Definition
Als sexuellen Missbrauch bezeichnet man strafbare sexuelle Handlungen an sogenannten ‚widerstandsunfähigen‘ Personen. Damit sind Minderjährige gemeint, aber auch Menschen mit Beeinträchtigung, Hilfsbedürftige oder Gefangene. In einigen Fällen betrifft das auch Menschen, die in einem bestimmten Betreuungsverhältnis zueinander stehen, wie z. B. im Rahmen einer Psychotherapie. Voraussetzung ist, dass die Handlungen ohne deren Einverständnis vorgenommen werden. Ein Einverständnis setzt natürlich voraus, dass die Person in der Lage ist, einer solchen Handlung zuzustimmen und deren Konsequenzen zu überblicken.
In der Forschung zu sexuellem Missbrauch an Kindern wird zwischen engen und weiten Definitionen unterschieden. Enge Definitionen beziehen lediglich Taten ein, über deren Schädlichkeit Einigkeit herrscht, also die mit körperlicher Gewalt oder Drohungen erzwungenen sexuellen Handlungen gegen den Willen des Kindes. Dagegen fassen weite Definitionen auch die potentiell schädlichen Handlungen als sexuellen Missbrauch auf.
Wir entscheiden uns bewusst für eine weite Definition, wie sie z. B. Dirk Bange vorschlägt:
Demnach ist sexueller Missbrauch jede sexuelle Handlung an einem Kind, die entweder gegen dessen Willen vorgenommen wird oder der es nicht wissentlich zustimmen kann, da körperlich, psychisch, kognitiv oder sprachlich unterlegen ist. TäterInnen nutzen ihre Macht- und Autoritätsposition aus um eigene Bedürfnisse auf Kosten eines Kindes zu stillen. (Bange 2007)

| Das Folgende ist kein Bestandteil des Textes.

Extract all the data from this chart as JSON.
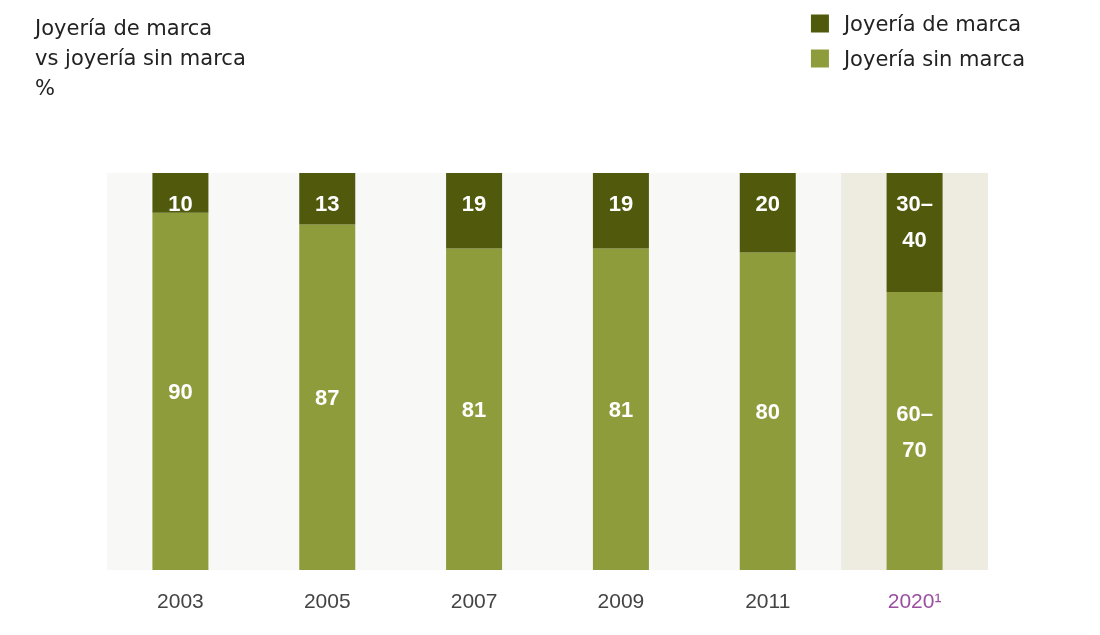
{
  "chart_data": {
    "type": "bar",
    "title": "Joyería de marca\nvs joyería sin marca\n%",
    "stacked": true,
    "categories": [
      "2003",
      "2005",
      "2007",
      "2009",
      "2011",
      "2020¹"
    ],
    "series": [
      {
        "name": "Joyería sin marca",
        "color": "#8f9c3c",
        "values": [
          90,
          87,
          81,
          81,
          80,
          70
        ],
        "value_labels": [
          "90",
          "87",
          "81",
          "81",
          "80",
          "60–70"
        ]
      },
      {
        "name": "Joyería de marca",
        "color": "#515a0c",
        "values": [
          10,
          13,
          19,
          19,
          20,
          30
        ],
        "value_labels": [
          "10",
          "13",
          "19",
          "19",
          "20",
          "30–40"
        ]
      }
    ],
    "ylim": [
      0,
      100
    ],
    "tick_labels": "x",
    "legend": "top right",
    "grid": false,
    "bands": [
      {
        "axis": "x",
        "from": "2020¹",
        "to": "2020¹",
        "color": "#eeebe0"
      }
    ]
  }
}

Einvernehmliche Sexualität zwischen Kindern und Erwachsenen kann es also nicht geben und ebenso kann ein Missbrauch nicht versehentlich passieren. Sexueller Missbrauch ist eine willentliche Handlung des Täters oder der Täterin.

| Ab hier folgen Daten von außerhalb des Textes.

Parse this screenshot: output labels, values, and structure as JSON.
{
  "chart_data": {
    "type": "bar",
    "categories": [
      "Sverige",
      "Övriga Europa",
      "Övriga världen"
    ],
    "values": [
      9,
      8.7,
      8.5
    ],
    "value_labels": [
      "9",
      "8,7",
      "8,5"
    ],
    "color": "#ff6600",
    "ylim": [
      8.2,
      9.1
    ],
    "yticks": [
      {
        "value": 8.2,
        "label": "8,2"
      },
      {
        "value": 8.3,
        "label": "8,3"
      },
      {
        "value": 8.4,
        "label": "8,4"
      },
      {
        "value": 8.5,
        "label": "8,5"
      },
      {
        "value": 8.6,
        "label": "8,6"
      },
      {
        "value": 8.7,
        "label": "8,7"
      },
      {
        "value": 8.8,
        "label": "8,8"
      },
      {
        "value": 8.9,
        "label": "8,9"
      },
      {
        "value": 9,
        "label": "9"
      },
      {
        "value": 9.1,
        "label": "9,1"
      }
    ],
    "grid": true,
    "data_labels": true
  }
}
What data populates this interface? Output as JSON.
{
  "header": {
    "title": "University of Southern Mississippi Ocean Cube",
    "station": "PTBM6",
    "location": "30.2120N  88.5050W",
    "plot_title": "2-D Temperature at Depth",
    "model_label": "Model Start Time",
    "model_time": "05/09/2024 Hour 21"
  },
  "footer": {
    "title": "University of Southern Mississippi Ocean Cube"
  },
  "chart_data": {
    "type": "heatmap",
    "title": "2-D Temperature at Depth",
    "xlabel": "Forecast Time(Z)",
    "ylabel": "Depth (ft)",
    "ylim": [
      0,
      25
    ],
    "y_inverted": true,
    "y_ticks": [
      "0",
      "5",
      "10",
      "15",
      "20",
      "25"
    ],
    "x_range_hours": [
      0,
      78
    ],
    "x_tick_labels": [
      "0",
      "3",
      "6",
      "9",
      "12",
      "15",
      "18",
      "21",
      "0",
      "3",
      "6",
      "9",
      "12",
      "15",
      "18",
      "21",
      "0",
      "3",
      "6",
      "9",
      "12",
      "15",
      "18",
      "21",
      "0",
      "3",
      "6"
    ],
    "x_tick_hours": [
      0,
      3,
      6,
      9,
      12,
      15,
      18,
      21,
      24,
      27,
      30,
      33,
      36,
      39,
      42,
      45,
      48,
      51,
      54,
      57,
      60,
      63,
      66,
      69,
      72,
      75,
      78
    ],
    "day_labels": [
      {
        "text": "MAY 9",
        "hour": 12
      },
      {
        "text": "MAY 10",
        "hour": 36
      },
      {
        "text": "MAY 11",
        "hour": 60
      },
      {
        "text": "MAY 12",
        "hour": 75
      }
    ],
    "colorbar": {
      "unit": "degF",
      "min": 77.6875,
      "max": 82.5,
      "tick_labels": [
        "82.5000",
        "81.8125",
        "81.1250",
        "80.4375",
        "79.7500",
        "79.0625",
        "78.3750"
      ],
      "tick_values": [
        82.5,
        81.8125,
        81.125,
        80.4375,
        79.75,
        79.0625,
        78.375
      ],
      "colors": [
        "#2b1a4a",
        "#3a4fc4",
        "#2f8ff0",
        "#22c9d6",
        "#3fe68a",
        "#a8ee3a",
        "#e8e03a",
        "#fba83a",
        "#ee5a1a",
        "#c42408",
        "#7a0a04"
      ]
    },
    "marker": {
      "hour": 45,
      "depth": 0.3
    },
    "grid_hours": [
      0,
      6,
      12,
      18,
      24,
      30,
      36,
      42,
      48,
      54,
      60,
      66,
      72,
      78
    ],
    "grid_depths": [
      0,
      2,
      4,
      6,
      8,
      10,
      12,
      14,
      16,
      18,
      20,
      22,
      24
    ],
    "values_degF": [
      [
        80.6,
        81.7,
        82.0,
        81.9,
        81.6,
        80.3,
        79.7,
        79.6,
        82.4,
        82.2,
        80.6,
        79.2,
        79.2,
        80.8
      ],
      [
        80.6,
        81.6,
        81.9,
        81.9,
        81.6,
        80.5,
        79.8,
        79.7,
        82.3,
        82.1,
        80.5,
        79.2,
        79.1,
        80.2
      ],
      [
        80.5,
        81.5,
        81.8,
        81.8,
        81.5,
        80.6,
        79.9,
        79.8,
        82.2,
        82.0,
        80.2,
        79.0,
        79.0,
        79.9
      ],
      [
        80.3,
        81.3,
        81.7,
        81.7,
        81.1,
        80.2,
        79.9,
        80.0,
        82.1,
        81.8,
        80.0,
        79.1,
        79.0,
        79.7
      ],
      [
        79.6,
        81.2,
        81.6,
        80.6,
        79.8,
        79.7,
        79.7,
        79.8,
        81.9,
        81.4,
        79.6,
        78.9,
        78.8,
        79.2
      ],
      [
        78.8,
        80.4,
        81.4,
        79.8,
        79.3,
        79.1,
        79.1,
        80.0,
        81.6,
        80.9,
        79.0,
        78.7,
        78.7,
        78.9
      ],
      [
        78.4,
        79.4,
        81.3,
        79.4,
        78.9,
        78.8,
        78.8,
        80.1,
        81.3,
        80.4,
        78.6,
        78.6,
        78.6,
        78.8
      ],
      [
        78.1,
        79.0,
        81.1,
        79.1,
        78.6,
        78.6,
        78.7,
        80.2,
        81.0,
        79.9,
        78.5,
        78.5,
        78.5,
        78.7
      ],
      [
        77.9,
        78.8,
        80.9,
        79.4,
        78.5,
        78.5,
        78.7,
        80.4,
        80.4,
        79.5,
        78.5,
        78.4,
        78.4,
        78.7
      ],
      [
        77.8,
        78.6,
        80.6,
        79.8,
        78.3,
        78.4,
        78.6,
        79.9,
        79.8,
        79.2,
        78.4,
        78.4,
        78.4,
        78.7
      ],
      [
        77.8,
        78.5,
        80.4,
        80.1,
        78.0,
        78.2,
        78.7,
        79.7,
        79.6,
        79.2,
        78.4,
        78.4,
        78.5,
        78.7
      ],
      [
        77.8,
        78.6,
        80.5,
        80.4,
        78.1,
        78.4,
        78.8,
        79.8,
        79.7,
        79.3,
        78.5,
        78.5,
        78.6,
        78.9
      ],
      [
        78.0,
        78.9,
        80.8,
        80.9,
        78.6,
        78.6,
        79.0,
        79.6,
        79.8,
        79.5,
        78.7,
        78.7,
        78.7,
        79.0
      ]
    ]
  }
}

Vom deutschen Strafgesetz her betrachtet, verstößt die missbrauchende Person gegen das Rechtsgut der sexuellen Selbstbestimmung. Das kann – juristisch gesehen– auf zwei Arten passieren: eine sexuelle Handlung wird gegen bzw. ohne den Willen der betroffenen Person ausgeführt, oder eine sexuelle Handlung wird mit der scheinbaren Einwilligung der betroffenen Person ausgeführt, wobei der Täter / die Täterin die mangelnde Einwilligungskompetenz des Opfers ausnützt. Bei Kindern und Jugendlichen geht man davon aus, dass diese Einwilligungskompetenz grundsätzlich nicht vorliegt.Die Strafbarkeit und Strafmaße sind im Strafgesetzbuch §174-184 geregelt.